Lifetime Award for Excellence in the Arts
Wynona Croft Mulcaster
Wynona Croft Mulcaster is celebrated for her paintings of prairie landscapes reflecting the vitality and structure of the land and sky. Wynona Mulcaster was an Associate Professor in the University of Saskatchewan Art Department from 1964 to 1977, and also served as Director of Art Education at Saskatchewan Teachers College. Her work has been presented in more than a dozen solo exhibitions, from Regina and Saskatoon to Toronto, Montreal and Mexico, and numerous group shows. She studied art at the University of Saskatchewan, the Banff School of Fine Arts and The Emma Lake Summer School.

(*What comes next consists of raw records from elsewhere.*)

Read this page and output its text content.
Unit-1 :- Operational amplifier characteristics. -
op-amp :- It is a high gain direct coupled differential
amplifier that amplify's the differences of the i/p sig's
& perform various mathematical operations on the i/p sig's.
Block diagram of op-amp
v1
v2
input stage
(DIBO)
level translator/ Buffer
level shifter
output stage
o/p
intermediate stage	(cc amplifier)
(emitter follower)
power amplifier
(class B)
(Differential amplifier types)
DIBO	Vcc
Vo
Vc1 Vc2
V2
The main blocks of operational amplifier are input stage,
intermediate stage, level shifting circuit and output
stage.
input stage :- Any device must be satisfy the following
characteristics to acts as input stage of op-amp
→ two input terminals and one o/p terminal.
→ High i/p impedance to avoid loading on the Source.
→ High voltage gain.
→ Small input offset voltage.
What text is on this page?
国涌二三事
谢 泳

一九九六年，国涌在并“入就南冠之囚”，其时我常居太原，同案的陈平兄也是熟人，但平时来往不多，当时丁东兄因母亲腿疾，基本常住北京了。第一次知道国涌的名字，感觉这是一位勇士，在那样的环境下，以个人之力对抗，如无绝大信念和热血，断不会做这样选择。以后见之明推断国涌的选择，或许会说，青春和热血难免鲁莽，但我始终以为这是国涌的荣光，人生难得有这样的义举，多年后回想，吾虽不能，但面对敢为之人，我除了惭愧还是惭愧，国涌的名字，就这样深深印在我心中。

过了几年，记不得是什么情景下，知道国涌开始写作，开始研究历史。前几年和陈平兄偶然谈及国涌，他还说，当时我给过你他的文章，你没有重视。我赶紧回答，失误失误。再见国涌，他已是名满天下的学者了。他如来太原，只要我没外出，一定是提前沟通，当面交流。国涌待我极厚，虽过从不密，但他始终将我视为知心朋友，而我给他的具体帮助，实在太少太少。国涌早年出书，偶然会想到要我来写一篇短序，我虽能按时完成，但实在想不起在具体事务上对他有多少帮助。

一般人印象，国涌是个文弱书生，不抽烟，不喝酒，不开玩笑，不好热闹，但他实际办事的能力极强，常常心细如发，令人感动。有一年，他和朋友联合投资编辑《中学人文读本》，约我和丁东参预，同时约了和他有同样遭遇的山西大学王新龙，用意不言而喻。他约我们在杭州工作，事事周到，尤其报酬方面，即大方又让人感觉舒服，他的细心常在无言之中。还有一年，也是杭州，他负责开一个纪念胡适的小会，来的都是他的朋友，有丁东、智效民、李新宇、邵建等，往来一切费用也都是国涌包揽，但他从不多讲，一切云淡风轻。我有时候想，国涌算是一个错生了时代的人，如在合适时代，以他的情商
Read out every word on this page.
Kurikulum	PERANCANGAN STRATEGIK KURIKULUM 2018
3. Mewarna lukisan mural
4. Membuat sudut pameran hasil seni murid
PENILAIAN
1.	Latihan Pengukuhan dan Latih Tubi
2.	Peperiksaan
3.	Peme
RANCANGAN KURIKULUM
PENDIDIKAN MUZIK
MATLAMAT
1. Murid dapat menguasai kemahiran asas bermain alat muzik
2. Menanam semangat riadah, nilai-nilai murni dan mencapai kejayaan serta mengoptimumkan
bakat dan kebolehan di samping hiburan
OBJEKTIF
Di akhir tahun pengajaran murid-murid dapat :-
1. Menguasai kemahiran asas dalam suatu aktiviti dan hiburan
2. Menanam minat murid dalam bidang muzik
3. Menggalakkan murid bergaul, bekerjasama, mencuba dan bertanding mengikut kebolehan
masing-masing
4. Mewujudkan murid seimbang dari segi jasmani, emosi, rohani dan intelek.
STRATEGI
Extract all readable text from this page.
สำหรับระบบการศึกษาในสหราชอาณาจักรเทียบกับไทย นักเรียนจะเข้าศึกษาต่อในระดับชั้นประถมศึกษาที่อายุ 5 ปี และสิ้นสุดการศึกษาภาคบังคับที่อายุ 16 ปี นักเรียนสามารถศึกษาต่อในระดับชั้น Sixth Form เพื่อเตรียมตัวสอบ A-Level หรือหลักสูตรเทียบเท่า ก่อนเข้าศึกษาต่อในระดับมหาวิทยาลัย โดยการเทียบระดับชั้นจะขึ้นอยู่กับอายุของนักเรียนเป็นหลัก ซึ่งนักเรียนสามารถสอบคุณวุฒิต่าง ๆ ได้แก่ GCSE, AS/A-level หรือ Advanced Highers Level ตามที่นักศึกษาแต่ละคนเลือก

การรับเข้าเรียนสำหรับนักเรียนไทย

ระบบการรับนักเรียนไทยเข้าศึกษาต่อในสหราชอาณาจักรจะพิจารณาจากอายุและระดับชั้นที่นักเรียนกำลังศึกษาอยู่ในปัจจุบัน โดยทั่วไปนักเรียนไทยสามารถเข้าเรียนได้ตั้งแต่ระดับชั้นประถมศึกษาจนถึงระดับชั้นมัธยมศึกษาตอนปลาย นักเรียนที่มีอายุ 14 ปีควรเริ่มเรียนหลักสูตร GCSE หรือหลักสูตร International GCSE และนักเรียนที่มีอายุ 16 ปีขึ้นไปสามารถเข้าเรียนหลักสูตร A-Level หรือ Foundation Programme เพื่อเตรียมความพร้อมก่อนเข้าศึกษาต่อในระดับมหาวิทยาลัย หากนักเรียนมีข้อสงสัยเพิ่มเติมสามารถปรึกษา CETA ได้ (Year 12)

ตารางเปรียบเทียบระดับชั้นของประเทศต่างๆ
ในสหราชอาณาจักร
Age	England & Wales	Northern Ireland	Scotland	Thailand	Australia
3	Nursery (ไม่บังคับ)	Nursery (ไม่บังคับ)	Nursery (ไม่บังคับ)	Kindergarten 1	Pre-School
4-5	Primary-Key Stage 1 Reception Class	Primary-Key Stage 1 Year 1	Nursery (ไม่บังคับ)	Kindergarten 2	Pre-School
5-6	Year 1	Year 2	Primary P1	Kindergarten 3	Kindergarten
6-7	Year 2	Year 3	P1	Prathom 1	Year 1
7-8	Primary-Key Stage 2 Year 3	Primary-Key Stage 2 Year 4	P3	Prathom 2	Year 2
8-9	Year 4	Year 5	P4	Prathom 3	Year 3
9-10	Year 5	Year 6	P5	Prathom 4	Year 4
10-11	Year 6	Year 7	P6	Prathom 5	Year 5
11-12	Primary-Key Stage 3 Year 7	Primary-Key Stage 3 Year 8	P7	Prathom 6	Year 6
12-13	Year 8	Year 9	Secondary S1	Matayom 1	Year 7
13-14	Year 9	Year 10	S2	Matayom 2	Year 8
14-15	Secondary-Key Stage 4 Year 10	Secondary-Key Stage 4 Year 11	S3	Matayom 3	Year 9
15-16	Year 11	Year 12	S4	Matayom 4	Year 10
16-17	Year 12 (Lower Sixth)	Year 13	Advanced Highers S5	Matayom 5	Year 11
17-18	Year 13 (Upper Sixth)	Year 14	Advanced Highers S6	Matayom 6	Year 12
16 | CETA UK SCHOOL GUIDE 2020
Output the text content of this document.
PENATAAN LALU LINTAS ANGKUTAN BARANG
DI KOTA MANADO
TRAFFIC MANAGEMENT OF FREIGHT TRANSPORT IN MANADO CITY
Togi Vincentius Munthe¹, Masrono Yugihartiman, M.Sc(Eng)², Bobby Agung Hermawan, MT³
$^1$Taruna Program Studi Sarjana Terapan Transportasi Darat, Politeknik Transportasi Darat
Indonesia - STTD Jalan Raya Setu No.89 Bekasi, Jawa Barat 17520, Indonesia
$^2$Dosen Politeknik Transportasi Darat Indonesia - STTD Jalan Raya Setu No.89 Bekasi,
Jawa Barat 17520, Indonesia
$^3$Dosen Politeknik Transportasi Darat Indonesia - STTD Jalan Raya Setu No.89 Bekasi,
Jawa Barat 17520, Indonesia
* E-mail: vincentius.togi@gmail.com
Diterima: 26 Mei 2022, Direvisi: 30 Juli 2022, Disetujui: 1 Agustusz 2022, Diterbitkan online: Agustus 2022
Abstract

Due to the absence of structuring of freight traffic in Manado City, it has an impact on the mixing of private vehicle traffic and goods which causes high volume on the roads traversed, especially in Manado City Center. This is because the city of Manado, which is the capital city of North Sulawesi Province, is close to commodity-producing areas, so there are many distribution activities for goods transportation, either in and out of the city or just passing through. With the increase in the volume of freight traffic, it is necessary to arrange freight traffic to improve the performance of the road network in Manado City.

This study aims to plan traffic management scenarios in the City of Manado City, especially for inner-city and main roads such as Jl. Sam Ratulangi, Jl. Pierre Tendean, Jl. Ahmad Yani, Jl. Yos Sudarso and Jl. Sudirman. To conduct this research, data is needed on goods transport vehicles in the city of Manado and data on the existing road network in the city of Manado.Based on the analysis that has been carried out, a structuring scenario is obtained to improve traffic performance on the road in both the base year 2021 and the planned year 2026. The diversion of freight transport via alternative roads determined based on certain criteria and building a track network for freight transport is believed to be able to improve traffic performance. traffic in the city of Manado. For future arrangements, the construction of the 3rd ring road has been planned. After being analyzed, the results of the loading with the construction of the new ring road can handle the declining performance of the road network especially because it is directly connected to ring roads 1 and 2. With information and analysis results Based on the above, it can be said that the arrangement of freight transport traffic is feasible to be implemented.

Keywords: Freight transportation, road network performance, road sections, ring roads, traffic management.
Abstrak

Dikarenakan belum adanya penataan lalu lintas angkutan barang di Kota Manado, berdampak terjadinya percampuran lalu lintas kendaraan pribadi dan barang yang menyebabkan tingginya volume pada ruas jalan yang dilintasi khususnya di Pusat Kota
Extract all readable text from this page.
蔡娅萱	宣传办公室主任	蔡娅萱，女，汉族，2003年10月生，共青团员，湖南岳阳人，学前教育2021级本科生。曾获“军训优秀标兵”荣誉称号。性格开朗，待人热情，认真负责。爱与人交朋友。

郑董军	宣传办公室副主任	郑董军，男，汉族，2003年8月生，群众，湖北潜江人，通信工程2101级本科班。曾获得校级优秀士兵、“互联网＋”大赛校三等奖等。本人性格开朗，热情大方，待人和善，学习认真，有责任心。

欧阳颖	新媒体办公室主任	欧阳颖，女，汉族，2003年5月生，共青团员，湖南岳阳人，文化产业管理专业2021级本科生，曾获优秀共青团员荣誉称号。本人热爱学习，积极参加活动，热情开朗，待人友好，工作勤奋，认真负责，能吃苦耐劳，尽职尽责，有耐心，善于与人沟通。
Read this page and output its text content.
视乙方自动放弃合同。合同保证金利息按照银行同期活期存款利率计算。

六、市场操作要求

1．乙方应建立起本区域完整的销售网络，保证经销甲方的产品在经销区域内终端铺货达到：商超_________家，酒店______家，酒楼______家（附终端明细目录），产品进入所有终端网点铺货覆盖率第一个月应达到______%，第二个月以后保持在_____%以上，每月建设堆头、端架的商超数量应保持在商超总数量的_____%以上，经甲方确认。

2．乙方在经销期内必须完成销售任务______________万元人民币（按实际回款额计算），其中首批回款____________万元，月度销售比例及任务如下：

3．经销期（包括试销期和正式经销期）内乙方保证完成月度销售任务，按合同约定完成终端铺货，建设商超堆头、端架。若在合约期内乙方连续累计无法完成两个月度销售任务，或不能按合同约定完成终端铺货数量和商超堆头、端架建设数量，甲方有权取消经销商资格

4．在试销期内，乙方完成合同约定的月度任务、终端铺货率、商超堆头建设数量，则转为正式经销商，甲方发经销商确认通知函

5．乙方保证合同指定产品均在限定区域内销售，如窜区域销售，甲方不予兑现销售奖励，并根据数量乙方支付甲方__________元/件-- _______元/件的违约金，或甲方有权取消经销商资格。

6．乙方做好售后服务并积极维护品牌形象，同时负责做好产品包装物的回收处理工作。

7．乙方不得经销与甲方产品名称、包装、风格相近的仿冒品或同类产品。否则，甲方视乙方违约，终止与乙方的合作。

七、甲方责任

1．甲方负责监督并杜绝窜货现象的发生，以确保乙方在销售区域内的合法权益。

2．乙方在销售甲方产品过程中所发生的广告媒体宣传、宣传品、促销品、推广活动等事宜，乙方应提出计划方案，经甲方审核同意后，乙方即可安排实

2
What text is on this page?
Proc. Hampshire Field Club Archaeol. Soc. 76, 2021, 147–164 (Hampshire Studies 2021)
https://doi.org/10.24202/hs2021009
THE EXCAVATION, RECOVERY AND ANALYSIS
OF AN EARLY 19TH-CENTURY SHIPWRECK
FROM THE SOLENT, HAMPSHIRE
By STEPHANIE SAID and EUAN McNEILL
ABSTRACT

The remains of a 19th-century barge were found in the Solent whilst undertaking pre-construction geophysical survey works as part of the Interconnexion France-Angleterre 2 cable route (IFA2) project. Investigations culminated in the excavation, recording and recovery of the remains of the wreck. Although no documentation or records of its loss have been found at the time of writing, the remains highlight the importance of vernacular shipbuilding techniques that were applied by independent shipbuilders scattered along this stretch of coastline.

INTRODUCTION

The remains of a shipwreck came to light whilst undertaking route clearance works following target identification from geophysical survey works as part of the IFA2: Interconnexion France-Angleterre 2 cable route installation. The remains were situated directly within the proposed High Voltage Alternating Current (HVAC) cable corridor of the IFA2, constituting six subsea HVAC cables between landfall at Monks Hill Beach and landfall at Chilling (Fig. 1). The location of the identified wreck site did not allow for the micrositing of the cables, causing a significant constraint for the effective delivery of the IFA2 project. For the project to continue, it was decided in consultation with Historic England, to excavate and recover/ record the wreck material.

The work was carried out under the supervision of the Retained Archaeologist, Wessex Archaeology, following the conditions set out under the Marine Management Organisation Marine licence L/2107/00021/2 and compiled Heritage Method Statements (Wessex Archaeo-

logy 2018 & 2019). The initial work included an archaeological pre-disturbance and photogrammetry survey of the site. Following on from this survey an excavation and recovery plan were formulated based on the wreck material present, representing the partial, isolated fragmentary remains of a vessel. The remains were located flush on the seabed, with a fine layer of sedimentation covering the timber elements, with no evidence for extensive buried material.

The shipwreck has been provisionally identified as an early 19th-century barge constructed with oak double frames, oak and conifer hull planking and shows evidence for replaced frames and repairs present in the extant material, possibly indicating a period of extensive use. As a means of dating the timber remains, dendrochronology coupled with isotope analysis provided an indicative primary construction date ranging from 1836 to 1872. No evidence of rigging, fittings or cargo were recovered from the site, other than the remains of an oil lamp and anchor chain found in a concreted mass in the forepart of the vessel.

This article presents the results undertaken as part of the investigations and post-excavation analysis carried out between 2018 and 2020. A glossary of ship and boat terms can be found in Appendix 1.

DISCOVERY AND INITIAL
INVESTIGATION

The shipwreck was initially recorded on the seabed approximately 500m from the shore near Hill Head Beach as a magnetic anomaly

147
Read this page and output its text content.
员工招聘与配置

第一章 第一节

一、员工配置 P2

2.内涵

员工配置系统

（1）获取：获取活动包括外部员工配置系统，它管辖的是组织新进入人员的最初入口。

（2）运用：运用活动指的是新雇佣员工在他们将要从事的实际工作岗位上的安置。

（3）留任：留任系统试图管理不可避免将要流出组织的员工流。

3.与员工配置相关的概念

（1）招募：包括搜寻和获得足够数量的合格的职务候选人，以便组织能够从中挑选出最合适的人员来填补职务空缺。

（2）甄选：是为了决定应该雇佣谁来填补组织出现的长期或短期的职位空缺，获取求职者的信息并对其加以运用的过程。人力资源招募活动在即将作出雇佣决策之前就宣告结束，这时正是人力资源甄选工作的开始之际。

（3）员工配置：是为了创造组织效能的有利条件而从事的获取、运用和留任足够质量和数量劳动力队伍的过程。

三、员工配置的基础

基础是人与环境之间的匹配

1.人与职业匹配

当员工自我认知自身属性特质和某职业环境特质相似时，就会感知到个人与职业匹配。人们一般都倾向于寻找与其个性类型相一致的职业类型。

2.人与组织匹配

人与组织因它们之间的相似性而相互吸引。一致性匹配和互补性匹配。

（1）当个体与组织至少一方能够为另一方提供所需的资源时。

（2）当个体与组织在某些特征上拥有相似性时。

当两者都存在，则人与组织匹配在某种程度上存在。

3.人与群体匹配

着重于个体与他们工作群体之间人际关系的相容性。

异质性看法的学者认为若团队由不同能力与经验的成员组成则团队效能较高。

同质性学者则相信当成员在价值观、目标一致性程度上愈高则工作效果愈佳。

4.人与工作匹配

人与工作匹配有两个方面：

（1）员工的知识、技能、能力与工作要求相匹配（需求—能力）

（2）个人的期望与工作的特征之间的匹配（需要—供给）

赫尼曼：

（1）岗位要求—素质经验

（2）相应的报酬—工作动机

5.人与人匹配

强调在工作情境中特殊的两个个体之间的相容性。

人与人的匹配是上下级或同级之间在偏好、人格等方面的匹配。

Lifetime Award for Excellence in the Arts
Ruth Pawson
Saskatchewan Order of Merit, 1993
Ruth Pawson is of the representational school of landscape painters, working in oils. She is known and loved for her painting and her years of teaching in the rural and Regina school systems and at the University of Regina. Ruth Pawson received the majority of her art education at the Emma Lake Summer School of Art and the Banff School of Fine Arts. She has had solo exhibitions at the Dunlop Art Gallery in Regina, and has appeared in many group shows around the province. Her work is kept in many school collections as well as other Saskatchewan art collections and the National Gallery in Ottawa.
Lifetime Award for Excellence in the Arts
James Sinclair Ross
James Sinclair Ross is one of Canada's finest craftsmen of the novel and short story. He is the author of 4 novels and 18 short stories, published between 1934 and 1974, many of which uniquely capture the harsh lives of prairie people during the Depression years. Largely unheralded as a writer until his seminal 1941 novel As For Me and My House was reprinted in Canada in 1957, he kept his job at the Royal Bank until his retirement in 1968. The power of his work is credited with influencing many Canadian prairie writers.